PCIe - GPU Bandwidth Plugin

Overview

The PCIe plugin’s purpose is to stress the communication from the host to the GPUs as well as among the GPUs on the system. It checks for p2p (peer-to-peer) correctness, any errors or replays while writing the data, and can be used to measure the bandwidth and latency to and from the GPUs and the host.

Preconditions

None

Sub tests

The plugin consists of several self-tests that each measure a different aspect of bandwidth or latency. Each subtest has either a pinned/unpinned pair or a p2p enabled/p2p disabled pair of identical tests. Pinned/unpinned tests use either pinned or unpinned memory when copying data between the host and the GPUs.

This plugin will use NvLink to communicate between GPUs when possible. Otherwise, communication between GPUs will occur over PCIe

Each sub test is represented with a tag that is used both for specifying configuration parameters for the sub test and for outputting stats for the sub test. P2p enabled/p2p disabled tests enable or disable GPUs writing and reading to and from each other directly rather than through the PCIe bus.

Sub Test Tag

Pinned/Unpinned P2P Enabled/P2P Disabled

Description

h2d_d2h_single_pinned

Pinned

Device <-> Host Bandwidth, one GPU at a time

h2d_d2h_single_unpinned

Unpinned

Device <-> Host Bandwidth, one GPU at a time

h2d_d2h_latency_pinned

Pinned

Device <-> Host Latency, one GPU at a time

h2d_d2h_latency_unpinned

Unpinned

Device <-> Host Latency, one GPU at a time

p2p_bw_p2p_enabled

P2P Enabled

Device <-> Device bandwidth one GPU pair at a time

p2p_bw_p2p_disabled

P2P Disabled

Device <-> Device bandwidth one GPU pair at a time

p2p_bw_concurrent_p2p_enabled

P2P Enabled

Device <-> Device bandwidth, concurrently, focusing on bandwidth between GPUs between GPUs likely to be directly connected to each other -> for each (index / 2) and (index / 2)+1

p2p_bw_concurrent_p2p_disabled

P2P Disabled

Device <-> Device bandwidth, concurrently, focusing on bandwidth between GPUs between GPUs likely to be directly connected to each other -> for each (index / 2) and (index / 2)+1

1d_exch_bw_p2p_enabled

P2P Enabled

Device <-> Device bandwidth, concurrently, focusing on bandwidth between gpus, every GPU either sending to the gpu with the index higher than itself (l2r) or to the gpu with the index lower than itself (r2l)

1d_exch_bw_p2p_disabled

P2P Disabled

Device <-> Device bandwidth, concurrently, focusing on bandwidth between gpus, every GPU either sending to the gpu with the index higher than itself (l2r) or to the gpu with the index lower than itself (r2l)

p2p_latency_p2p_enabled

P2P Enabled

Device <-> Device Latency, one GPU pair at a time

p2p_latency_p2p_disabled

P2P Disabled

Device <-> Device Latency, one GPU pair at a time

The following table lists the global parameters for the PCIe plugin.

Parameter Name

Type

Default

Description

test_pinned

Bool

True

Include subtests that test using pinned memory.

test_unpinned

Bool

True

Include subtests that test using unpinned memory.

test_p2p_on

Bool

True

Run relevant subtests with peer to peer (P2P) memory transfers between GPUs enabled.

test_p2p_off

Bool

True

Run relevant subtests with peer to peer (P2P) memory transfers between GPUs disabled.

max_pcie_replays

Float

80.0

Maximum number of PCIe replays to allow per GPU for the duration of this plugin. This is based on an expected replay rate less than per minute for PCIe Gen 3.0, assuming this plugin will run for less than a minute and allowing 10x as many replays before failure.

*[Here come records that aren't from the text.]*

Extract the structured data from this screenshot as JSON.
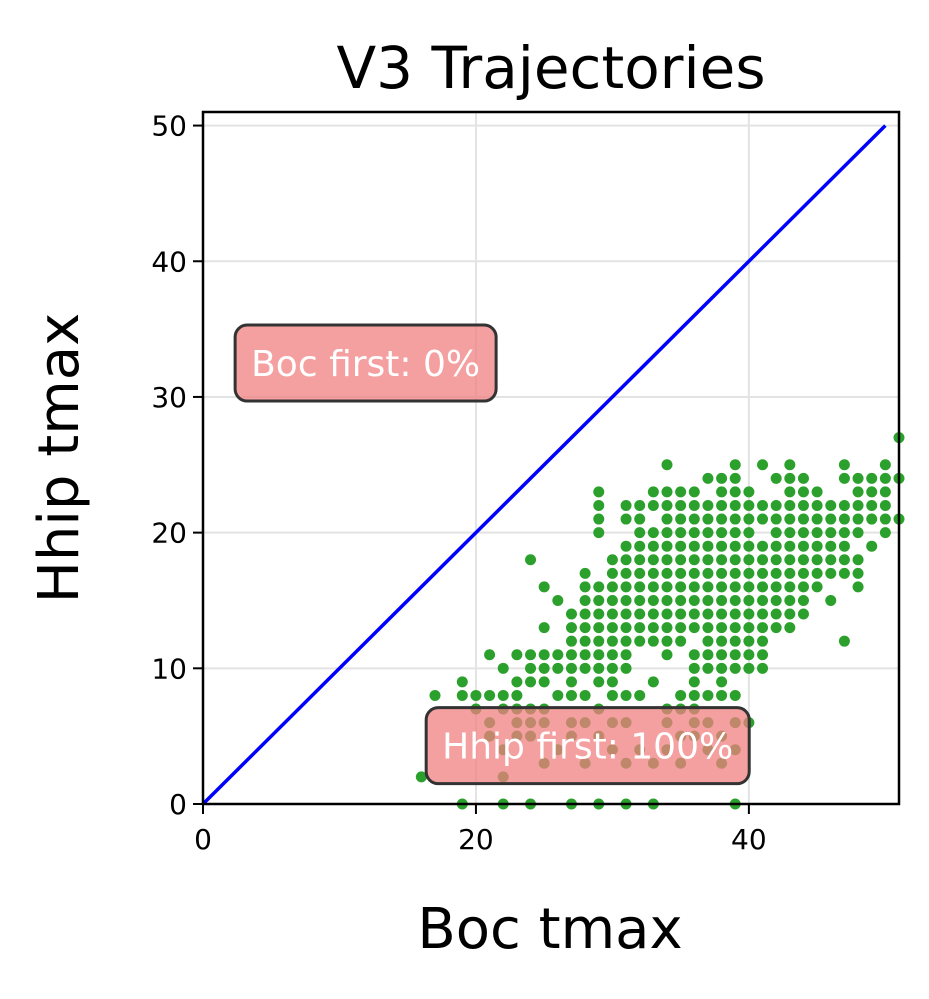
{
  "chart_data": {
    "type": "scatter",
    "title": "V3 Trajectories",
    "xlabel": "Boc tmax",
    "ylabel": "Hhip tmax",
    "xlim": [
      0,
      51
    ],
    "ylim": [
      0,
      51
    ],
    "xticks": [
      0,
      20,
      40
    ],
    "yticks": [
      0,
      10,
      20,
      30,
      40,
      50
    ],
    "grid": true,
    "colors": {
      "points": "#2ca02c",
      "diagonal": "#0000ff",
      "annotation_box": "#f08080",
      "annotation_border": "#333333"
    },
    "diagonal": {
      "x": [
        0,
        50
      ],
      "y": [
        0,
        50
      ]
    },
    "annotations": [
      {
        "text": "Boc first: 0%",
        "x": 2.5,
        "y": 32.5
      },
      {
        "text": "Hhip first: 100%",
        "x": 16.5,
        "y": 4.3
      }
    ],
    "points": [
      [
        16,
        2
      ],
      [
        17,
        8
      ],
      [
        19,
        9
      ],
      [
        19,
        0
      ],
      [
        19,
        8
      ],
      [
        20,
        7
      ],
      [
        20,
        8
      ],
      [
        21,
        11
      ],
      [
        21,
        8
      ],
      [
        21,
        6
      ],
      [
        21,
        5
      ],
      [
        22,
        7
      ],
      [
        22,
        8
      ],
      [
        22,
        10
      ],
      [
        22,
        4
      ],
      [
        22,
        0
      ],
      [
        22,
        2
      ],
      [
        23,
        11
      ],
      [
        23,
        9
      ],
      [
        23,
        8
      ],
      [
        23,
        7
      ],
      [
        23,
        6
      ],
      [
        23,
        5
      ],
      [
        24,
        18
      ],
      [
        24,
        11
      ],
      [
        24,
        10
      ],
      [
        24,
        9
      ],
      [
        24,
        7
      ],
      [
        24,
        6
      ],
      [
        24,
        5
      ],
      [
        24,
        0
      ],
      [
        25,
        16
      ],
      [
        25,
        13
      ],
      [
        25,
        11
      ],
      [
        25,
        10
      ],
      [
        25,
        9
      ],
      [
        25,
        7
      ],
      [
        25,
        6
      ],
      [
        25,
        3
      ],
      [
        26,
        15
      ],
      [
        26,
        11
      ],
      [
        26,
        10
      ],
      [
        26,
        8
      ],
      [
        26,
        4
      ],
      [
        27,
        14
      ],
      [
        27,
        13
      ],
      [
        27,
        12
      ],
      [
        27,
        11
      ],
      [
        27,
        10
      ],
      [
        27,
        9
      ],
      [
        27,
        8
      ],
      [
        27,
        6
      ],
      [
        27,
        5
      ],
      [
        27,
        0
      ],
      [
        28,
        17
      ],
      [
        28,
        16
      ],
      [
        28,
        15
      ],
      [
        28,
        14
      ],
      [
        28,
        13
      ],
      [
        28,
        12
      ],
      [
        28,
        11
      ],
      [
        28,
        10
      ],
      [
        28,
        8
      ],
      [
        28,
        6
      ],
      [
        28,
        3
      ],
      [
        29,
        23
      ],
      [
        29,
        22
      ],
      [
        29,
        21
      ],
      [
        29,
        20
      ],
      [
        29,
        16
      ],
      [
        29,
        15
      ],
      [
        29,
        14
      ],
      [
        29,
        13
      ],
      [
        29,
        12
      ],
      [
        29,
        11
      ],
      [
        29,
        10
      ],
      [
        29,
        9
      ],
      [
        29,
        7
      ],
      [
        29,
        5
      ],
      [
        29,
        0
      ],
      [
        30,
        18
      ],
      [
        30,
        17
      ],
      [
        30,
        16
      ],
      [
        30,
        15
      ],
      [
        30,
        14
      ],
      [
        30,
        13
      ],
      [
        30,
        12
      ],
      [
        30,
        11
      ],
      [
        30,
        10
      ],
      [
        30,
        9
      ],
      [
        30,
        8
      ],
      [
        30,
        6
      ],
      [
        30,
        4
      ],
      [
        31,
        22
      ],
      [
        31,
        21
      ],
      [
        31,
        19
      ],
      [
        31,
        18
      ],
      [
        31,
        17
      ],
      [
        31,
        16
      ],
      [
        31,
        15
      ],
      [
        31,
        14
      ],
      [
        31,
        13
      ],
      [
        31,
        12
      ],
      [
        31,
        11
      ],
      [
        31,
        10
      ],
      [
        31,
        8
      ],
      [
        31,
        6
      ],
      [
        31,
        3
      ],
      [
        31,
        0
      ],
      [
        32,
        22
      ],
      [
        32,
        21
      ],
      [
        32,
        20
      ],
      [
        32,
        19
      ],
      [
        32,
        18
      ],
      [
        32,
        17
      ],
      [
        32,
        16
      ],
      [
        32,
        15
      ],
      [
        32,
        14
      ],
      [
        32,
        13
      ],
      [
        32,
        12
      ],
      [
        32,
        8
      ],
      [
        32,
        4
      ],
      [
        33,
        23
      ],
      [
        33,
        22
      ],
      [
        33,
        20
      ],
      [
        33,
        19
      ],
      [
        33,
        18
      ],
      [
        33,
        17
      ],
      [
        33,
        16
      ],
      [
        33,
        15
      ],
      [
        33,
        14
      ],
      [
        33,
        13
      ],
      [
        33,
        12
      ],
      [
        33,
        9
      ],
      [
        33,
        3
      ],
      [
        33,
        0
      ],
      [
        34,
        25
      ],
      [
        34,
        23
      ],
      [
        34,
        22
      ],
      [
        34,
        21
      ],
      [
        34,
        20
      ],
      [
        34,
        19
      ],
      [
        34,
        18
      ],
      [
        34,
        17
      ],
      [
        34,
        16
      ],
      [
        34,
        15
      ],
      [
        34,
        14
      ],
      [
        34,
        13
      ],
      [
        34,
        12
      ],
      [
        34,
        11
      ],
      [
        34,
        7
      ],
      [
        34,
        6
      ],
      [
        34,
        4
      ],
      [
        35,
        23
      ],
      [
        35,
        22
      ],
      [
        35,
        21
      ],
      [
        35,
        20
      ],
      [
        35,
        19
      ],
      [
        35,
        18
      ],
      [
        35,
        17
      ],
      [
        35,
        16
      ],
      [
        35,
        15
      ],
      [
        35,
        14
      ],
      [
        35,
        13
      ],
      [
        35,
        12
      ],
      [
        35,
        8
      ],
      [
        35,
        7
      ],
      [
        35,
        5
      ],
      [
        35,
        3
      ],
      [
        36,
        23
      ],
      [
        36,
        22
      ],
      [
        36,
        21
      ],
      [
        36,
        20
      ],
      [
        36,
        19
      ],
      [
        36,
        18
      ],
      [
        36,
        17
      ],
      [
        36,
        16
      ],
      [
        36,
        15
      ],
      [
        36,
        14
      ],
      [
        36,
        13
      ],
      [
        36,
        11
      ],
      [
        36,
        10
      ],
      [
        36,
        9
      ],
      [
        36,
        8
      ],
      [
        36,
        7
      ],
      [
        36,
        6
      ],
      [
        36,
        5
      ],
      [
        37,
        24
      ],
      [
        37,
        22
      ],
      [
        37,
        21
      ],
      [
        37,
        20
      ],
      [
        37,
        19
      ],
      [
        37,
        18
      ],
      [
        37,
        17
      ],
      [
        37,
        16
      ],
      [
        37,
        15
      ],
      [
        37,
        14
      ],
      [
        37,
        13
      ],
      [
        37,
        12
      ],
      [
        37,
        11
      ],
      [
        37,
        10
      ],
      [
        37,
        8
      ],
      [
        37,
        6
      ],
      [
        37,
        4
      ],
      [
        38,
        24
      ],
      [
        38,
        23
      ],
      [
        38,
        22
      ],
      [
        38,
        21
      ],
      [
        38,
        20
      ],
      [
        38,
        19
      ],
      [
        38,
        18
      ],
      [
        38,
        17
      ],
      [
        38,
        16
      ],
      [
        38,
        15
      ],
      [
        38,
        14
      ],
      [
        38,
        13
      ],
      [
        38,
        12
      ],
      [
        38,
        11
      ],
      [
        38,
        10
      ],
      [
        38,
        9
      ],
      [
        38,
        8
      ],
      [
        38,
        5
      ],
      [
        38,
        3
      ],
      [
        39,
        25
      ],
      [
        39,
        24
      ],
      [
        39,
        23
      ],
      [
        39,
        22
      ],
      [
        39,
        21
      ],
      [
        39,
        20
      ],
      [
        39,
        19
      ],
      [
        39,
        18
      ],
      [
        39,
        17
      ],
      [
        39,
        16
      ],
      [
        39,
        15
      ],
      [
        39,
        14
      ],
      [
        39,
        13
      ],
      [
        39,
        12
      ],
      [
        39,
        11
      ],
      [
        39,
        10
      ],
      [
        39,
        8
      ],
      [
        39,
        6
      ],
      [
        39,
        4
      ],
      [
        39,
        0
      ],
      [
        40,
        23
      ],
      [
        40,
        22
      ],
      [
        40,
        21
      ],
      [
        40,
        20
      ],
      [
        40,
        19
      ],
      [
        40,
        18
      ],
      [
        40,
        17
      ],
      [
        40,
        16
      ],
      [
        40,
        15
      ],
      [
        40,
        14
      ],
      [
        40,
        13
      ],
      [
        40,
        12
      ],
      [
        40,
        11
      ],
      [
        40,
        10
      ],
      [
        40,
        6
      ],
      [
        41,
        25
      ],
      [
        41,
        22
      ],
      [
        41,
        21
      ],
      [
        41,
        19
      ],
      [
        41,
        18
      ],
      [
        41,
        17
      ],
      [
        41,
        16
      ],
      [
        41,
        15
      ],
      [
        41,
        14
      ],
      [
        41,
        13
      ],
      [
        41,
        12
      ],
      [
        41,
        11
      ],
      [
        41,
        10
      ],
      [
        42,
        24
      ],
      [
        42,
        22
      ],
      [
        42,
        21
      ],
      [
        42,
        20
      ],
      [
        42,
        19
      ],
      [
        42,
        18
      ],
      [
        42,
        17
      ],
      [
        42,
        16
      ],
      [
        42,
        15
      ],
      [
        42,
        14
      ],
      [
        42,
        13
      ],
      [
        43,
        25
      ],
      [
        43,
        24
      ],
      [
        43,
        23
      ],
      [
        43,
        22
      ],
      [
        43,
        21
      ],
      [
        43,
        20
      ],
      [
        43,
        19
      ],
      [
        43,
        18
      ],
      [
        43,
        17
      ],
      [
        43,
        16
      ],
      [
        43,
        15
      ],
      [
        43,
        14
      ],
      [
        43,
        13
      ],
      [
        44,
        24
      ],
      [
        44,
        23
      ],
      [
        44,
        22
      ],
      [
        44,
        21
      ],
      [
        44,
        20
      ],
      [
        44,
        19
      ],
      [
        44,
        18
      ],
      [
        44,
        17
      ],
      [
        44,
        16
      ],
      [
        44,
        15
      ],
      [
        44,
        14
      ],
      [
        45,
        23
      ],
      [
        45,
        22
      ],
      [
        45,
        21
      ],
      [
        45,
        20
      ],
      [
        45,
        19
      ],
      [
        45,
        18
      ],
      [
        45,
        17
      ],
      [
        45,
        16
      ],
      [
        46,
        22
      ],
      [
        46,
        21
      ],
      [
        46,
        20
      ],
      [
        46,
        19
      ],
      [
        46,
        18
      ],
      [
        46,
        17
      ],
      [
        46,
        15
      ],
      [
        47,
        25
      ],
      [
        47,
        24
      ],
      [
        47,
        22
      ],
      [
        47,
        21
      ],
      [
        47,
        20
      ],
      [
        47,
        19
      ],
      [
        47,
        18
      ],
      [
        47,
        17
      ],
      [
        47,
        12
      ],
      [
        48,
        24
      ],
      [
        48,
        23
      ],
      [
        48,
        22
      ],
      [
        48,
        21
      ],
      [
        48,
        20
      ],
      [
        48,
        18
      ],
      [
        48,
        17
      ],
      [
        48,
        16
      ],
      [
        49,
        24
      ],
      [
        49,
        23
      ],
      [
        49,
        22
      ],
      [
        49,
        21
      ],
      [
        49,
        19
      ],
      [
        50,
        25
      ],
      [
        50,
        24
      ],
      [
        50,
        23
      ],
      [
        50,
        22
      ],
      [
        50,
        21
      ],
      [
        50,
        20
      ],
      [
        51,
        27
      ],
      [
        51,
        24
      ],
      [
        51,
        21
      ]
    ]
  }
}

The following table lists the parameters to specific subtests for the PCIe plugin.

Parameter Name

Default

Sub Tests

Description

min_bandwidth

0

h2d_d2h_single_pinned, h2d_d2h_single_unpinned, h2d_d2h_concurrent_pinned, h2d_d2h_concurrent_unpinned

Minimum bandwidth in GB/s that must be reached for this sub-test to pass.

max_latency

100,000

h2d_d2h_latency_pinned, h2d_d2h_latency_unpinned

Latency in microseconds that cannot be exceeded for this sub-test to pass.

min_pci_generation

1.0

h2d_d2h_single_pinned, h2d_d2h_single_unpinned

Minimum allowed PCI generation that the GPU must be at or exceed for this sub-test to pass.

min_pci_width

1.0

h2d_d2h_single_pinned, h2d_d2h_single_unpinned

Minimum allowed PCI width that the GPU must be at or exceed for this sub-test to pass. For example, 16x = 16.0.